Cancer remains one of the great challenges of our time. It is the second leading cause of death globally and kills about 9 million people every year. The number of new cases is expected to rise by about 70% over the next two decades. A highlight from the NCRI conference held in Glasgow last autumn was a session which asked the question: are data-driven approaches the way forward in tackling these challenges?
The task for the session’s three presenters – Andrew Morris, Richard Martin and Eva Morris – wasn’t insignificant: every single cancer patient can generate nearly one terabyte of biomedical data. Data come from a vast array of sources – including patient history, hospital and primary care and diagnostic imaging. Recently, the gathering of detailed genetic information on both patients and their tumours has become far more commonplace – as has the use of techniques such as machine learning with the capacity to mine the growing mountains of data at our disposal. The hope is that somewhere within these huge datasets lie clues to better diagnosis and treatment of cancer.
The session explored the cancer data landscape from three fascinating perspectives. Richard Martin, from Bristol University, tackled the issue of genomic information – almost every day, it seems, scientists discover an association between ‘snips’ of genes (SNPs) and various cancer traits. Genome-wide-association studies (GWAS’s) are slowly uncovering these associations, but we face a problem – how do we make sense of all these data, and how can we tease out the individual contributions of genes, the environment and lifestyle?
Richard reported on the ‘MR-Base’ database – it contains 45.6 billion SNP-trait associations from >5200 GWAS studies, on >4 million individuals. It supports ‘Mendelian randomisation’ studies which can examine important associations between genes and cancer traits, and explore genetic influences on treatment efficacy and side effects – all within weeks rather than the years it takes for traditional epidemiological studies. It’s an important step forward in genetic data utilisation, with the potential to develop personalised cancer risk and treatment models with far greater efficiency.
Eva Morris, of Leeds University, demonstrated what can be achieved when datasets relevant to single cancer (in this case bowel cancer) are brought together and interrogated. ‘Big data’ come in many shapes and forms; patients generate data when they visit GPs with symptoms, undertake screening tests, have investigations and undergo treatment. Vital in big data is linkage – for example, linking bowel screening data with cancer registries and other databases can provide the intelligence needed to optimise many aspects of this national screening programme. Other examples include analyses of colonoscopy effectiveness and outcomes, and monitoring of treatment practices such as radiotherapy and adjuvant chemotherapy. Recognition of the importance of this kind of cancer intelligence is growing; we are awash with routinely-collected cancer data, and Eva illustrated how the potential of these data can be unleashed to improve patient outcomes.

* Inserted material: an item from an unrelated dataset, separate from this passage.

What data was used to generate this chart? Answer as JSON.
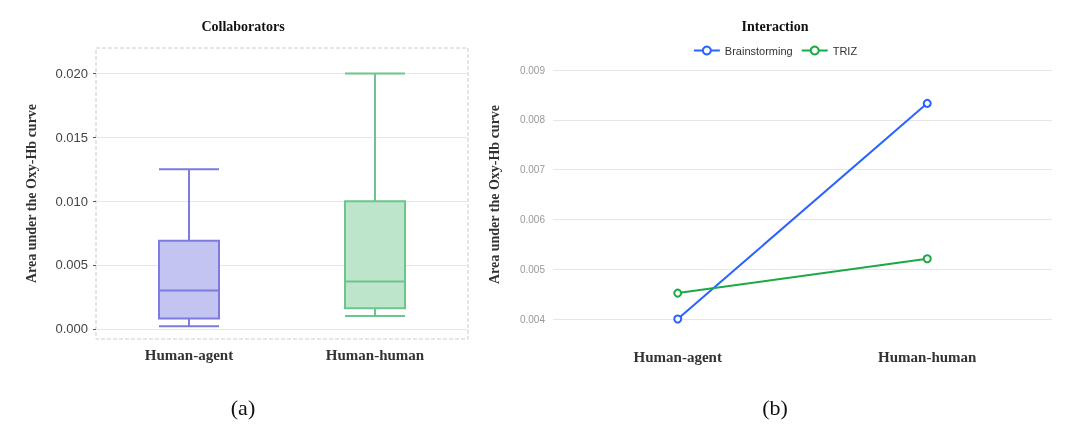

So, how should the UK respond to the challenge of data-driven innovation? There’s recognition that much of the data we collect is under-utilised – it’s potential to improve patient outcomes can only be realised through wide-scale collective effort. But health data are collected by multiple agencies which don’t necessarily link up. It varies in quality, it isn’t standardised, and there are complex issues of data ownership and patient confidentiality. To help us through this conundrum, Andrew Morris described the establishment of Health Data Research UK (HDRUK), which he leads. Andrew reminded us of the prize in cancer control; a new era in which diagnosis is pre-emptive, driven by risk profiling, where treatments are personalised, maximising efficacy and minimising side effects. He described the ‘new social contract’ needed to underpin these changes; where data are shared efficiently and safely, respecting patient autonomy.
For data to be useful clinically we need scale – that is, data from multiple sources from huge numbers of patients need to be combined, particularly for uncommon conditions (such as rare cancers). Accordingly, HDR-UK will create a “thriving, UK-wide network of inter-disciplinary research expertise that will disrupt traditional science and transcend disciplines, by enabling new scientific discovery from large multi-dimensional datasets”. It sounds ambitious, but HDRUK is up and running – critically, cancer needs to feature highly in UK-wide efforts such as these in the years ahead, or we risk falling behind data-led improvements in other common chronic illnesses
All in all, a fascinating session. It seems the challenge is less in accumulating patient data but, rather, the ability to properly manage and analyse it all effectively. We also face challenges over issues of data standardization and how data are collected, stored, and studied; and data quality is, of course, influenced by human factors – ‘big data’ approaches depend on quality and completeness of data. Nevertheless, data-driven technologies have the potential to deliver tailor-made prevention strategies and treatments to patients – the challenge is determining how we can work together to reap these rewards.
David Weller is Professor of General Practice at the Centre for Population Health Sciences, Edinburgh University.